# Big Bend 7/1, 7/2 and 7/3



## bbb (Jun 18, 2008)

*Big Bend Area 7/1, 7/2 and 7/3 *

Our kids went to the mountains with my parents, so my wife and I went to the coast and rented a room for 3 nights.

Friday night my buddy came down and we gigged from 11pm til 3am. The tide was low but was on the rise. We got 2 flounder within 50 yards of the ramp on the way out of the canal. Then we cranked the motor and ran to an area that produced well for me last week. Basically a grass flat with crystal clear water and visibility to 5 feet. Since the tide was on the rise, we worked the same 1/2 mile stretch twice over the next 3 hours. The first run produced 12 fish and the last run produced 6 fish. I had told my buddy if we see a good'un, I had to gig it, so this was about the only fish I gigged all night. It was laying in a couple feet of water about 50 feet from the shoreline.









The next morning we went out in my buddies boat to do some flats fishing. Pretty uneventful day until the last hour when we boated 5 redfish. Biggest was this 27.5 red.









Here is my wifes 23" keeper.









After fishing, we cleaned up, went to dinner and came back to the room for a late nap. Slept from 8pm til 11pm, then woke up, got ready and went down to the boat around midnight. This was my wifes first trip with me gigging. We hit a new spot on the way out at low tide and picked up 6 fish. Then I hit the spot from the night before and got 8 fish. We then headed back to the first spot and it was now high tide, and we picked up 6 more fish. Back in the room at 5am. My wife gigged most of them, and here she is with her largest of the night, 20 inches.









The next day we took it real easy and agreed that we were wore out from fishing and gigging. That evening, we went out a little before dark to fish a little and then gig for a few hours. Trying out a new spot again, we got 8 fish over the next 3 hours. Back in the room around midnight.

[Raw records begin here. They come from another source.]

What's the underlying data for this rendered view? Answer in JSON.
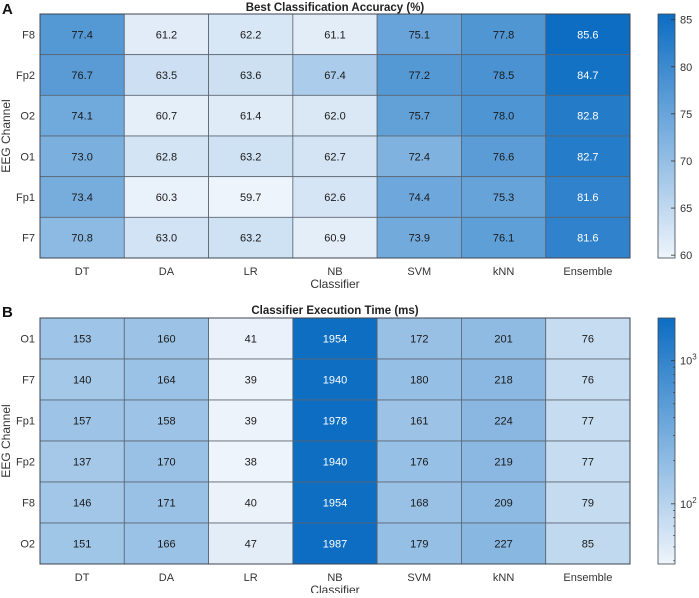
{
  "chart_data": [
    {
      "type": "heatmap",
      "panel_label": "A",
      "title": "Best Classification Accuracy (%)",
      "xlabel": "Classifier",
      "ylabel": "EEG Channel",
      "x": [
        "DT",
        "DA",
        "LR",
        "NB",
        "SVM",
        "kNN",
        "Ensemble"
      ],
      "y": [
        "F8",
        "Fp2",
        "O2",
        "O1",
        "Fp1",
        "F7"
      ],
      "values": [
        [
          77.4,
          61.2,
          62.2,
          61.1,
          75.1,
          77.8,
          85.6
        ],
        [
          76.7,
          63.5,
          63.6,
          67.4,
          77.2,
          78.5,
          84.7
        ],
        [
          74.1,
          60.7,
          61.4,
          62.0,
          75.7,
          78.0,
          82.8
        ],
        [
          73.0,
          62.8,
          63.2,
          62.7,
          72.4,
          76.6,
          82.7
        ],
        [
          73.4,
          60.3,
          59.7,
          62.6,
          74.4,
          75.3,
          81.6
        ],
        [
          70.8,
          63.0,
          63.2,
          60.9,
          73.9,
          76.1,
          81.6
        ]
      ],
      "value_format": "fixed1",
      "color_scale": "linear",
      "clim": [
        59.7,
        85.6
      ],
      "colorbar_ticks": [
        {
          "v": 60,
          "label": "60"
        },
        {
          "v": 65,
          "label": "65"
        },
        {
          "v": 70,
          "label": "70"
        },
        {
          "v": 75,
          "label": "75"
        },
        {
          "v": 80,
          "label": "80"
        },
        {
          "v": 85,
          "label": "85"
        }
      ],
      "colormap": [
        "#eef4fb",
        "#0c6dc2"
      ]
    },
    {
      "type": "heatmap",
      "panel_label": "B",
      "title": "Classifier Execution Time (ms)",
      "xlabel": "Classifier",
      "ylabel": "EEG Channel",
      "x": [
        "DT",
        "DA",
        "LR",
        "NB",
        "SVM",
        "kNN",
        "Ensemble"
      ],
      "y": [
        "O1",
        "F7",
        "Fp1",
        "Fp2",
        "F8",
        "O2"
      ],
      "values": [
        [
          153,
          160,
          41,
          1954,
          172,
          201,
          76
        ],
        [
          140,
          164,
          39,
          1940,
          180,
          218,
          76
        ],
        [
          157,
          158,
          39,
          1978,
          161,
          224,
          77
        ],
        [
          137,
          170,
          38,
          1940,
          176,
          219,
          77
        ],
        [
          146,
          171,
          40,
          1954,
          168,
          209,
          79
        ],
        [
          151,
          166,
          47,
          1987,
          179,
          227,
          85
        ]
      ],
      "value_format": "int",
      "color_scale": "log",
      "clim": [
        38,
        1987
      ],
      "colorbar_ticks": [
        {
          "v": 100,
          "base": "10",
          "exp": "2"
        },
        {
          "v": 1000,
          "base": "10",
          "exp": "3"
        }
      ],
      "colormap": [
        "#eef4fb",
        "#0c6dc2"
      ]
    }
  ]
}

Had a great 4th of July weekend and still have all the flounder on ice. Gonna have a cleaning party tonight.​


----------



## bamafan611 (Mar 1, 2010)

*20 inches???*

Man BBB that fish on the end of your wife's gigg looks like a halibut. Great fish. Sounds like a great weekend and a cooler full of flatties.Congratulations on your big fish in the contest, maybe you should get the wife to sign up. Thanks for posting


----------



## TurtleLA (Mar 21, 2011)

*nice*

Very nice fish :thumbup:

Now I have something to shoot for in the contest.


----------



## Snatch it (Feb 17, 2009)

Nice flattie!!


----------



## Night Wing (May 16, 2011)

The 20" flounder is a very nice fish. Should be a good fish to stuff with crab meat and then enjoy stuffed baked flounder.


----------



## Flounder9.75 (Sep 28, 2007)

Looks and sounds like ya'll a great trip


----------



## GIggaMon (Sep 29, 2010)

Nice fish I still have never caught a Red Fish, Its still on my bucket list LOL Frank


----------



## Rook (Oct 25, 2007)

Nice haul bbb. A couple of good nights on the water:thumbup:


----------